L’année 2019 a marqué deux anniversaires Traven : le 26 mars 2019, cinquante ans s’étaient écoulés depuis sa mort, et le 1er mai 2019, cela aurait fait cent ans qu’il avait échappé à la peine capitale à Munich pour avoir participé au gouvernement de la République des Conseils de Bavière (Bayerische Räterepublik). Ma femme Malú, qui est la belle-fille de Traven, et moi-même avons décidé, à l’occasion de ce double anniversaire, de révéler la filiation de Traven, animés du désir que les générations actuelles et futures se concentrent davantage sur ses livres que sur sa famille. Traven lui-même aimait dire que « le créateur ne devrait pas avoir d’autre biographie que son œuvre ». Cette révélation est également susceptible de contribuer à une compréhension plus profonde de ses sources d’inspiration et à une meilleure appréciation de son œuvre.
Le fils d’Emil Rathenau
Le 13 décembre 1990, Gabriel Figueroa, l’un des plus importants cinéastes mexicains du XXe siècle, a été le premier à révéler à Ange-Dominique Bouzet, journaliste à Libération, que Traven était le fils illégitime d’Emil Rathenau et que son vrai nom était Moritz Rathenau. Gabriel Figueroa a d’ailleurs consigné cette histoire dans ses Mémoires, publiés en 2005, huit ans après sa mort. Après son interview dans Libération, Figueroa a tenté d’appeler Rosa Elena (Chelena) Luján, veuve de Traven et mère de mon épouse Malú, mais sans parvenir à la joindre. Un peu plus tard, il nous a rencontrés lors d’une fête de Noël à Mexico et nous a fait part de sa révélation à Libération. Dans ses Mémoires, il se rappelle que je lui avais dit que le beau-père de mon père, Robert Poh, avait travaillé pour AEG, la compagnie d’électricité allemande fondée par Emil Rathenau. Il écrit également que le lendemain de la fête, il a rendu visite à Malú dans notre appartement – mon épouse s’en souvient bien.

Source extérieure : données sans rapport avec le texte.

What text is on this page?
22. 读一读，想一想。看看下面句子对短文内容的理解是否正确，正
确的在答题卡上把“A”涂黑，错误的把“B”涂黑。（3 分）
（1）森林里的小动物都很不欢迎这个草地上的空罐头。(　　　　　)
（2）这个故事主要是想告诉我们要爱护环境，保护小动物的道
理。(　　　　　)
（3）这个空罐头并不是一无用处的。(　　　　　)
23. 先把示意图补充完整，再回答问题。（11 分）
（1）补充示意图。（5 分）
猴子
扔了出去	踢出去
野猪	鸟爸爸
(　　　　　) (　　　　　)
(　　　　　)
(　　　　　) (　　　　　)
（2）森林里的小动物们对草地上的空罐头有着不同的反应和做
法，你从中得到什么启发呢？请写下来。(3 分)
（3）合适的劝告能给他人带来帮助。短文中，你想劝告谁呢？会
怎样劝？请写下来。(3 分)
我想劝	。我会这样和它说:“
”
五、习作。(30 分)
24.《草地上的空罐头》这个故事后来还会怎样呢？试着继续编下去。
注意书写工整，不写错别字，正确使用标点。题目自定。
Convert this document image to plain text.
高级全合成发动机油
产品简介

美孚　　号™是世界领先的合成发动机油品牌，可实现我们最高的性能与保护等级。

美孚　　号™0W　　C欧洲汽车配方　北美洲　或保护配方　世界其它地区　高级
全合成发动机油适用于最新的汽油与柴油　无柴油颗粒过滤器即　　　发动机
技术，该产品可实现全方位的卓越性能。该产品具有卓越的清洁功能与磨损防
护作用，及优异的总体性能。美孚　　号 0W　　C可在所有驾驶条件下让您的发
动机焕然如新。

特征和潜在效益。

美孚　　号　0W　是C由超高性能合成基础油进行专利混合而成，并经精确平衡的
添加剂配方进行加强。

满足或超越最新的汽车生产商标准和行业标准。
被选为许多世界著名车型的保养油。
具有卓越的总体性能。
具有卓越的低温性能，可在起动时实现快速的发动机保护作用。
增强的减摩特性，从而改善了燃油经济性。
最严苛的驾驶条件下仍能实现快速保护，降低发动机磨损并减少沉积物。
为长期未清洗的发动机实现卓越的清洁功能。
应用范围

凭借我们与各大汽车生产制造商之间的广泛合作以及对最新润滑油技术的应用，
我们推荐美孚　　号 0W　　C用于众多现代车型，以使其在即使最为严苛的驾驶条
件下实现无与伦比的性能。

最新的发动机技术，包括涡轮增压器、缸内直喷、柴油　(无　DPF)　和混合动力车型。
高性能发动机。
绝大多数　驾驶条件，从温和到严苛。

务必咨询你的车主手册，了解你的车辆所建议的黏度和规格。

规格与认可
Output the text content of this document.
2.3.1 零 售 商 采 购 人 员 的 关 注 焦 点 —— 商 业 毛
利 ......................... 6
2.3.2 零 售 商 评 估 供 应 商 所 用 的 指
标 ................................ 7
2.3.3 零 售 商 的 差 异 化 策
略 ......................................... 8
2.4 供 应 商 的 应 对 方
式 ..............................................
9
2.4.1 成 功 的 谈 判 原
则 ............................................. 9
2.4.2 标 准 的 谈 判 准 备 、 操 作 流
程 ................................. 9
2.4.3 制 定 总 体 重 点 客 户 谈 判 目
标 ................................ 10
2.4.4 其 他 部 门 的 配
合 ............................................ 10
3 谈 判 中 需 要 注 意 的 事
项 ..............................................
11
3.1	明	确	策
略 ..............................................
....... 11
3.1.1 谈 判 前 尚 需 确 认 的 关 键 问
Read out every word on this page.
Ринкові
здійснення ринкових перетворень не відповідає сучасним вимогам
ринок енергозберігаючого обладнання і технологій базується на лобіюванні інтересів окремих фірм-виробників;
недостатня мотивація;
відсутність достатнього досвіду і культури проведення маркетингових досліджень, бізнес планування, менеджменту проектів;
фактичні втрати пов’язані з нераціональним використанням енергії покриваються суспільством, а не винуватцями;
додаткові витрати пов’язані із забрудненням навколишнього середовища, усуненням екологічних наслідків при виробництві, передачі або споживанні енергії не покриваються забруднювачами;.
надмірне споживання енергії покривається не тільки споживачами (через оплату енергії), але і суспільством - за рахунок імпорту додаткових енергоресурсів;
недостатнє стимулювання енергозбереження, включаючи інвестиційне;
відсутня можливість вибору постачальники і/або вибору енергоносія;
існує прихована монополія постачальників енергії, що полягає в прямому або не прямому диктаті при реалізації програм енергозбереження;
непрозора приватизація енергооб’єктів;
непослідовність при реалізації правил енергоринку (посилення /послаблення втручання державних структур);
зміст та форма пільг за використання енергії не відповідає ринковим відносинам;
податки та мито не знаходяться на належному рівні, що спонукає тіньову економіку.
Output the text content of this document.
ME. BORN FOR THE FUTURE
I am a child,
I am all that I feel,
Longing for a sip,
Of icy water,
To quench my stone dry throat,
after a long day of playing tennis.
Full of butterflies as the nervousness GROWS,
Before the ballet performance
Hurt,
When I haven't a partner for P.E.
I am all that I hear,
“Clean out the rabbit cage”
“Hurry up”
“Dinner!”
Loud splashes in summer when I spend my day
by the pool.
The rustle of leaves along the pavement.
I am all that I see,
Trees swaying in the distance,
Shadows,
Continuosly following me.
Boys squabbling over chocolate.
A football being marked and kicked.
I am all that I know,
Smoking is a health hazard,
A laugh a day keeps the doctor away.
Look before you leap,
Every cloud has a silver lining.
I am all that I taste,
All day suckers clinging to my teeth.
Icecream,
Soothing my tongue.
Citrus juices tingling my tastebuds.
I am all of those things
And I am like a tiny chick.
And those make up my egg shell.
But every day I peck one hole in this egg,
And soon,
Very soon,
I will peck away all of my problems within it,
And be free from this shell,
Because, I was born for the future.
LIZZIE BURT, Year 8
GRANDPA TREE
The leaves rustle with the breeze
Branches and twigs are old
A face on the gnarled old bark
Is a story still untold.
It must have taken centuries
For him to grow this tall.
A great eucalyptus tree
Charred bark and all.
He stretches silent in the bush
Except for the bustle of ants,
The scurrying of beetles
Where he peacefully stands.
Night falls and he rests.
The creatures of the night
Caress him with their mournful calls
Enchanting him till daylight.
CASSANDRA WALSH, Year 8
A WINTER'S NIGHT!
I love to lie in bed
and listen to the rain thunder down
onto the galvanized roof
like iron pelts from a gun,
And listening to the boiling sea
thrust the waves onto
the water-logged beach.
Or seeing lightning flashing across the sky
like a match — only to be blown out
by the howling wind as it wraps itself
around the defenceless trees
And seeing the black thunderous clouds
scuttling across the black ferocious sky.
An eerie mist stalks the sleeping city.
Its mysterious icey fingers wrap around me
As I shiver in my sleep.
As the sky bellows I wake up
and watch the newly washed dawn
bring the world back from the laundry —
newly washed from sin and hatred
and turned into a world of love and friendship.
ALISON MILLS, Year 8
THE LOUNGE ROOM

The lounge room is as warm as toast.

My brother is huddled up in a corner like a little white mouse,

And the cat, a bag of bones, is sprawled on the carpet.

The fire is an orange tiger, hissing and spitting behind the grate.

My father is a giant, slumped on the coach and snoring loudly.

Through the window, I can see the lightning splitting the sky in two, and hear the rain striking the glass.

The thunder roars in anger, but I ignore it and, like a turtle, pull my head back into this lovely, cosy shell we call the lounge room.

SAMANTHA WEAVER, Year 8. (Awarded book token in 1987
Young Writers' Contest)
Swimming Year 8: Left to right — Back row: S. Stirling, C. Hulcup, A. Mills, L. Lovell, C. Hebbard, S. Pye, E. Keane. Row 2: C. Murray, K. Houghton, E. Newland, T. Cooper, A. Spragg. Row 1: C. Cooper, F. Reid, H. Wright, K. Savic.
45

Mais cette révélation n’a pas produit l’effet que l’on aurait pu escompter sur les « travenologues », qui ont attribué divers pères à Traven, de l’empereur Guillaume II à un briquetier du nord de l’Allemagne appelé Adolf Rudolf Feige. Et un sceptique pourrait croire que le lien avec Rathenau est un autre des écrans de fumée derrière lesquels Traven, qui a recouru à différents pseudonymes (Traven était l’un d’eux) et possédé plusieurs papiers d’identité au cours de sa vie, s’est abrité. Par exemple, ni Karl S. Guthke, professeur à Harvard et auteur de la meilleure biographie de Traven – B. Traven : The Life Behind the Legends – ni l’érudite Jasmina Jäckel de Aldana n’ont pris cette révélation suffisamment au sérieux. Plusieurs raisons peuvent expliquer ce manque d’intérêt.
Les travenologues non mexicains sont mal informés de la vie mexicaine de Traven et des relations étroites qu’il entretenait avec Gabriel Figueroa et sa cousine Esperanza López Mateos, traductrice et agent littéraire de Traven entre 1941 et 1951, et elle-même sœur d’Adolfo López Mateos, qui a été président du Mexique de 1958 à 1964. Malú, qui était encore une enfant à la mort d’Esperanza en 1951, connaissait très bien Figueroa, considéré comme un membre de la famille.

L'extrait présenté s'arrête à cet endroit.